Let’s have a look to at least a few of them!
The current list can be found here.
Some built-ins are useful for compile-time decisions, others help control the state of the machine, others again helps us do some low-level operations.
The compile-time predicates (that’s that the _p at the end of the intrinsic names is for) will help you write better C code by exploiting the compile-time environment. For example, int __builtin_types_compatible_p (type1, type2) can tell you, compile time, if the two arguments are the same type (not of the same type, the same type).
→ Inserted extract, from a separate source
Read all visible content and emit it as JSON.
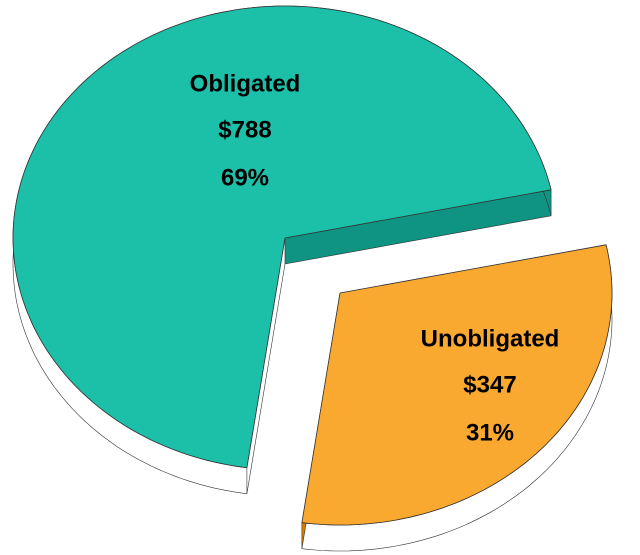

I’m not sure I’m totally for those. You’ll always have the problem of dealing with machine-specificities such as compiler switches, defined symbols, and other things that may affect your code if you want to write portable code. While meddling with the preprocessor (and compile-time predicates) is useful—and more or less inevitable—in C, I feel very differently about them in C++. In C++, one should really prefer inlines, basic overloading, and template-based metaprogramming techniques to achieve desired results, whenever possible.
There are few built-ins to help with the program or machine state. For the program state, there’s __builtin_trap what will cause the program to exit abnormally in an implementation-specific way. The other two intrinsics that may be worthwhile exploring are __builtin___clear_cache (char *begin, char *end) and __builtin_prefetch (const void *addr, ...) that may help with cache memory management. The __builtin_prefetch takes up to three arguments:
The value of addr is the address of the memory to prefetch. There are two optional arguments, rw and locality. The value of rw is a compile-time constant one or zero; one means that the prefetch is preparing for a write to the memory address and zero, the default, means that the prefetch is preparing for a read. The value locality must be a compile-time constant integer between zero and three. A value of zero means that the data has no temporal locality, so it need not be left in the cache after the access. A value of three means that the data has a high degree of temporal locality and should be left in all levels of cache possible. Values of one and two mean, respectively, a low or moderate degree of temporal locality. The default is three.
We can use this to control cache usage, especially with streaming data. Note that the default value is to assume that the data will stay in cache, which may result in thrashing. (Trashing is when you do an operation that cause everything in the cache to be evicted and replaced by data that you will use only once, only to be reloaded again when normal program operation resumes. Trashing, of course, results in severe performance penalty.)
The last category of intrinsic deals with low level operations such as counting leading zero bits, numbers of bits set to one, the number of trailing zeros, and represent machine-specific value such as NaNs, and other operations we rarely need—like computing the parity of a value.
The interesting thing with these primitives is that they map to machine-specific instructions whenever possible, thus giving interesting speed-ups on machines that support these specialized instructions (this implies that if you have a somewhat recent CPU, you’re going to benefit from those instructions).
At first, I did not think that an intrinsic such as __builtin_ctz would yield a real speed-up over the equivalent C function. Or, more exactly, I expected the compiler to figure it out and use the specialized instruction. But experiments, as in here, show that the compiler can’t always figure it out and that intrinsics have their use.